[Discuss] deadmanish login?

[Kent Borg]

On 02/02/2017 07:48 PM, Richard Pieri wrote:
> On 2/2/2017 5:15 PM, Kent Borg wrote:
>> It depends on where those words came from. I am not relying on some
>> trick, I am relying on raw combinations.
> A dictionary attack against "premium student viking" using a given set
> of dictionaries takes exactly the same number of tries regardless

And if the dictionary has, let's say for round numbers 2048 words, then 
it takes 2048 attempts to try them all.

If I have three of those words in a row it takes 2048*2048*2048 attempts 
to try them all. That's 33-bits of entropy. The fact that the 33-bits 
are coded in 1s and 0s, in ACSII 1s and 0s, in hex, in base64, or in a 
lookup table words doesn't change how may attempts are needed. It is all 
about the number of combinations.

> regardless of how
> you selected those words.

No. If you choose words that "seem" random, if you choose words that a 
cracker could anticipate, then those combinations can be tried first, 
and the right combination found sooner.
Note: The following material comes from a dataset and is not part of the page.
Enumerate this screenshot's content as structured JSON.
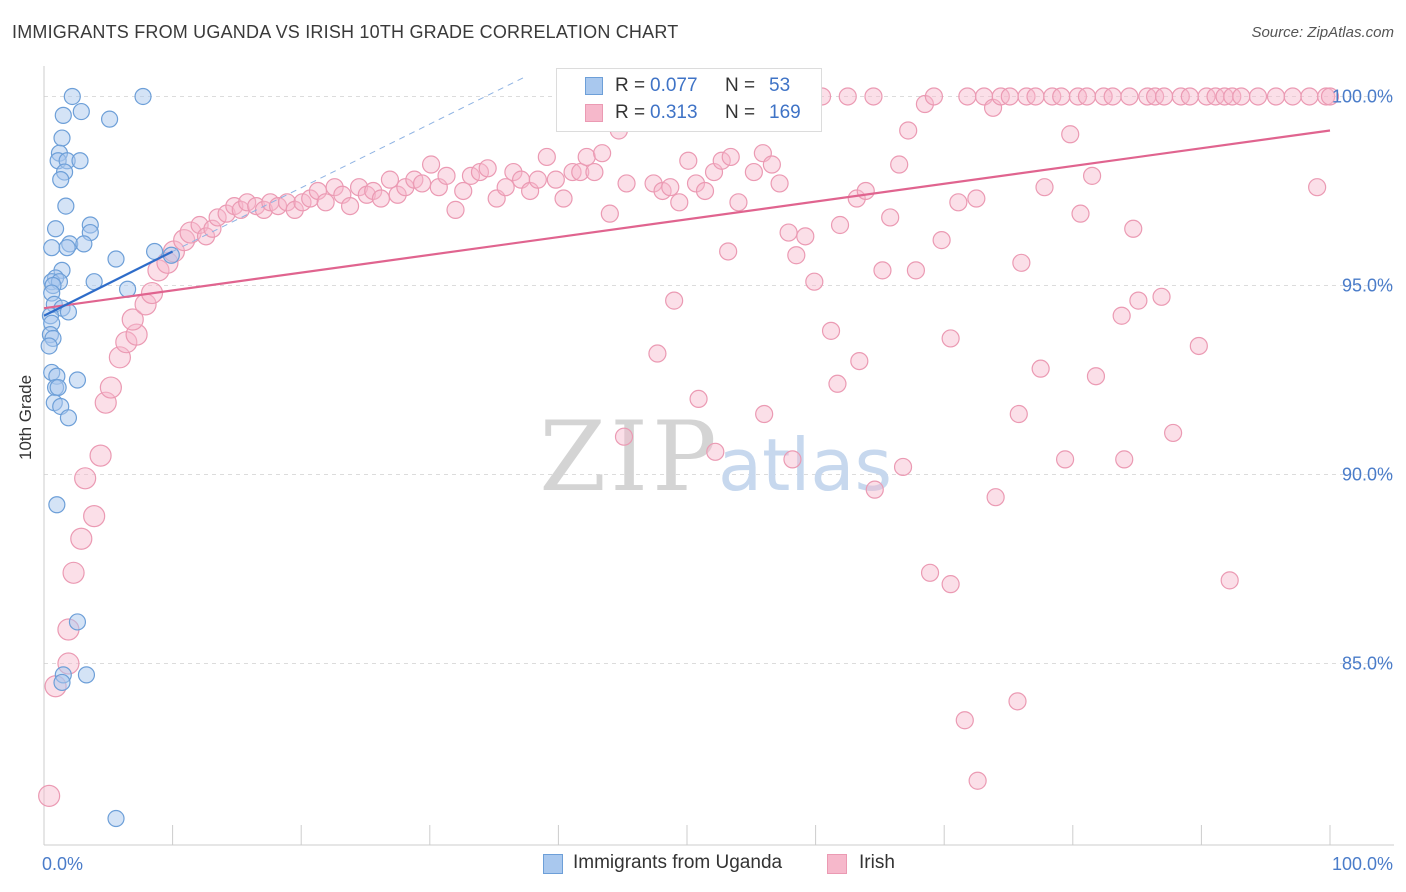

The cracker mught anticipate 
your behavior, but if the words are chosen randomly then the attacker 
has to anticipate the random number generator; has to anticipate the 
roll of the dice, has to anticipate the draw of the cards, has to 
anticipate the bits in urandom: in each case you want them to be 
impossible to anticipate.

It is not possible to know how many bits of entropy are in a password by 
looking at it, you can't tell if a password is really good by looking, 
you really have to know how it was created to be sure.

-kb